Ann Geriatr Med Res 2017; 21(1): 2-9
Interplay Between Cognition and Mobility in Older Adults
Mooyeon Oh-Park1,2
1Geriatric Rehabilitation, Kessler Institute for Rehabilitation, West Orange, NJ, 2Department of Physical Medicine & Rehabilitation, Rutgers New Jersey Medical School, Newark, NJ, USA
Correspondence to: Mooyeon Oh-Park, MD
Geriatric Rehabilitation, Kessler Institute for Rehabilitation, 1199 Pleasant Valley Way, West Orange, NJ 07052, USA
Tel: +1-973-243-6943 Fax:+1-973-243-6881 E-mail:
Received: February 5, 2017; Revised: February 11, 2017; Accepted: March 5, 2017; Published online: March 31, 2017.

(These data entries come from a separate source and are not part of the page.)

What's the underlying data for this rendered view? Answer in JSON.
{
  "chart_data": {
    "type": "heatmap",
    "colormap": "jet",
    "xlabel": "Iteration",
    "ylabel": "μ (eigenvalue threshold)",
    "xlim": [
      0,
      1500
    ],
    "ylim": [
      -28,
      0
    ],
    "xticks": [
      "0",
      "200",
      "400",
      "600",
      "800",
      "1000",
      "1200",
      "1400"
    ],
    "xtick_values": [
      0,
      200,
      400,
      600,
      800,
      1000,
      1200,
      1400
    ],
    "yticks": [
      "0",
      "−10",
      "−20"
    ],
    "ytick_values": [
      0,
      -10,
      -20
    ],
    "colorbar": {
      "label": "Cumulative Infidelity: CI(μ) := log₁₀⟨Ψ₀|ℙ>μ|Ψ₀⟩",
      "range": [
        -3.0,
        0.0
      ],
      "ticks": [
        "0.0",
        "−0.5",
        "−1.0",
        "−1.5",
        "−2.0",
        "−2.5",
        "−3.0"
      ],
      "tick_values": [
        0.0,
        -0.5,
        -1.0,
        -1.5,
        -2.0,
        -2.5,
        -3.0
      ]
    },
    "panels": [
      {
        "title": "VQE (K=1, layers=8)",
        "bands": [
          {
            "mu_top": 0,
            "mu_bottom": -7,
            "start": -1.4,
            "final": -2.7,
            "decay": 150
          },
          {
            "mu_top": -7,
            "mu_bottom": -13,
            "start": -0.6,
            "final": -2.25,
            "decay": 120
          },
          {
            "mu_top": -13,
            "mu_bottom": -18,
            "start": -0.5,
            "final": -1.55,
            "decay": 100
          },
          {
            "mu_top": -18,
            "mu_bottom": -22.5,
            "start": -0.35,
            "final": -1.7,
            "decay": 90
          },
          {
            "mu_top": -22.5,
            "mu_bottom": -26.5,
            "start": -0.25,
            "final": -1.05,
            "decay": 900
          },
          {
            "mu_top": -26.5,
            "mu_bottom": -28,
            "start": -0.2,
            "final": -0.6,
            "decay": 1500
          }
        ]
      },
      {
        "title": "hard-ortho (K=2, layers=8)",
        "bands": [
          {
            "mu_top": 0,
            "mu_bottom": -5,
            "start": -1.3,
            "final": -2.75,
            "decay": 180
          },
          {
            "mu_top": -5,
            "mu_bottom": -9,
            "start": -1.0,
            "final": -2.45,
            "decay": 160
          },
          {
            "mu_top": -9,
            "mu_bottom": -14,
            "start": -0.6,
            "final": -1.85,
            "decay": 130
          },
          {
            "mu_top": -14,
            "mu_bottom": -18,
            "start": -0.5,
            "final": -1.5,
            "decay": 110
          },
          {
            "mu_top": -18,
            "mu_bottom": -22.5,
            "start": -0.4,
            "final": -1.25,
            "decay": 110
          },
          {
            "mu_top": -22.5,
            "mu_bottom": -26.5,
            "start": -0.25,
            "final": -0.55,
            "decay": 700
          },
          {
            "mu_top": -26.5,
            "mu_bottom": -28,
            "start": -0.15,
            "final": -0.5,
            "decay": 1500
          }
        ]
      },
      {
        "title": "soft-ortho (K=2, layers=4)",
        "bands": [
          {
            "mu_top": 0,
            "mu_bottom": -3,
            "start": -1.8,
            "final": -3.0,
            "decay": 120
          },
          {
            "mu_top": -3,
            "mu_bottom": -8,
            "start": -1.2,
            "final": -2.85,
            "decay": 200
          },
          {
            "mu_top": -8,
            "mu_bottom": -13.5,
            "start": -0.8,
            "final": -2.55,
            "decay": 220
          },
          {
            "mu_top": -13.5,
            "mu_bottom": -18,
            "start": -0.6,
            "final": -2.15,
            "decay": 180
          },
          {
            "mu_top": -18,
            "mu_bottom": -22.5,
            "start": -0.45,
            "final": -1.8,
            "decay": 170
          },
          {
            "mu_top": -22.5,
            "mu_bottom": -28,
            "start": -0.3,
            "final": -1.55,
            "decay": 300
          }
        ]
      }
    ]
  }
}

© The Korea Geriatrics Society. All rights reserved.

This is an open access article distributed under the terms of the Creative Commons Attribution Non-Commercial License ( which permits unrestricted non-commercial use, distribution, and reproduction in any medium, provided the original work is properly cited.
Mobility, the ability to move independently, is a critical function for a human being to live a normal life. Mobility impairment poses a major burden on the individual, family, and society as its prevalence increases worldwide with aging of the population. Gait has long been considered as an automatic motor task and this approach has been followed in clinical practice and in the research field. However, more recently studies have suggested that gait requires high-level cognitive function, leading to increased scientific interest in the association between gait and cognition. These findings have significant implications for the development of novel interventions to prevent mobility and cognitive decline among older adults. This article reviews the current literature on the interplay between gait and cognition and on how these findings should be applied for clinical evaluation and intervention to prevent functional decline in older adults.